As of now, the supported file types for the quality calculation are CSV, TXT, QVD, XLS and XLSX. If your Excel file contains multiple sheets, the quality calculation will be done on the first sheet only.
Creating file-based datasets
In order for you to create datasets from a file, and later have access to their schema and quality in the dataset overview and data product overview, you need to upload them in Qlik Talend Data Integration.
-
In Qlik Talend Data Integration > Catalog, click Create, and then Dataset.
-
Click Upload data file.
-
Browse to the file you want to upload, select the space in which you want to upload it, and click Upload.
If you click Upload and analyze, both a dataset and an analytics app will be created from this file.
The new dataset is added to the Catalog and you will be able to access quality indicators and more details about their content. This configuration also makes it possible to use the file-based dataset as source for analytics apps.
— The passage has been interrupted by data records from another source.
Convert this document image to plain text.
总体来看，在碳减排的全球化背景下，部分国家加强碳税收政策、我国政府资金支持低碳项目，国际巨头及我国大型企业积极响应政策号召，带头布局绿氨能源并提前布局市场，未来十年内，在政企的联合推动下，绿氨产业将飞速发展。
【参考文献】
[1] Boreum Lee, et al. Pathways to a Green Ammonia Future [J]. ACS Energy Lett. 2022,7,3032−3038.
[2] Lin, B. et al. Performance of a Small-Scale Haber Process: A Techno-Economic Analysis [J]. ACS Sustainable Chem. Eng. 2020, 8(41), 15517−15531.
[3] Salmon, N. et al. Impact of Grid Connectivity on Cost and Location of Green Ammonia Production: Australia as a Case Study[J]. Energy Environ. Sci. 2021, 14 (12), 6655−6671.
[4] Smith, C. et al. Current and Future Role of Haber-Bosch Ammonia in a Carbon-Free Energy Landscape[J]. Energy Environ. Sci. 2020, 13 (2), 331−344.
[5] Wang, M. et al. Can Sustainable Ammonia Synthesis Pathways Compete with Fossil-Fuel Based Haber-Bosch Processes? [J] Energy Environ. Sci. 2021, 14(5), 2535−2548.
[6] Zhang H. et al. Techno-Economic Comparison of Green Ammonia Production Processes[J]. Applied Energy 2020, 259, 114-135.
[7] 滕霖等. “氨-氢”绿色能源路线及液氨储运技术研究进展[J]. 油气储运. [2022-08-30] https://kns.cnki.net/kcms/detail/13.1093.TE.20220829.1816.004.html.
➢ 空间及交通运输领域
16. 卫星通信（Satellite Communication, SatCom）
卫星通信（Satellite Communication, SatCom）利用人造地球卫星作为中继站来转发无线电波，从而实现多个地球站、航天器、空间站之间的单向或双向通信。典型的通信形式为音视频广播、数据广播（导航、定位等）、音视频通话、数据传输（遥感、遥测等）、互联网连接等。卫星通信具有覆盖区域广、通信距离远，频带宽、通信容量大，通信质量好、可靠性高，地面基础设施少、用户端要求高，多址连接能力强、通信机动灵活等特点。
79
Since the Catalog can be accessed from both the Qlik Talend Data Integration hub, and Qlik Analytics Services hub, you can open your datasets in your preferred location, and the right connection will be used depending on the context.
Quality compute
Using the Compute or Refresh button on the Overview of your dataset triggers a quality calculation on a sample of 1,000 rows of the database. This operation happens in pullup mode for file-based datasets.
A sample of 100 rows is retrieved, and displayed as a preview with up-to-date semantic types, validity and completeness statistics. This sample is then stored on MongoDB.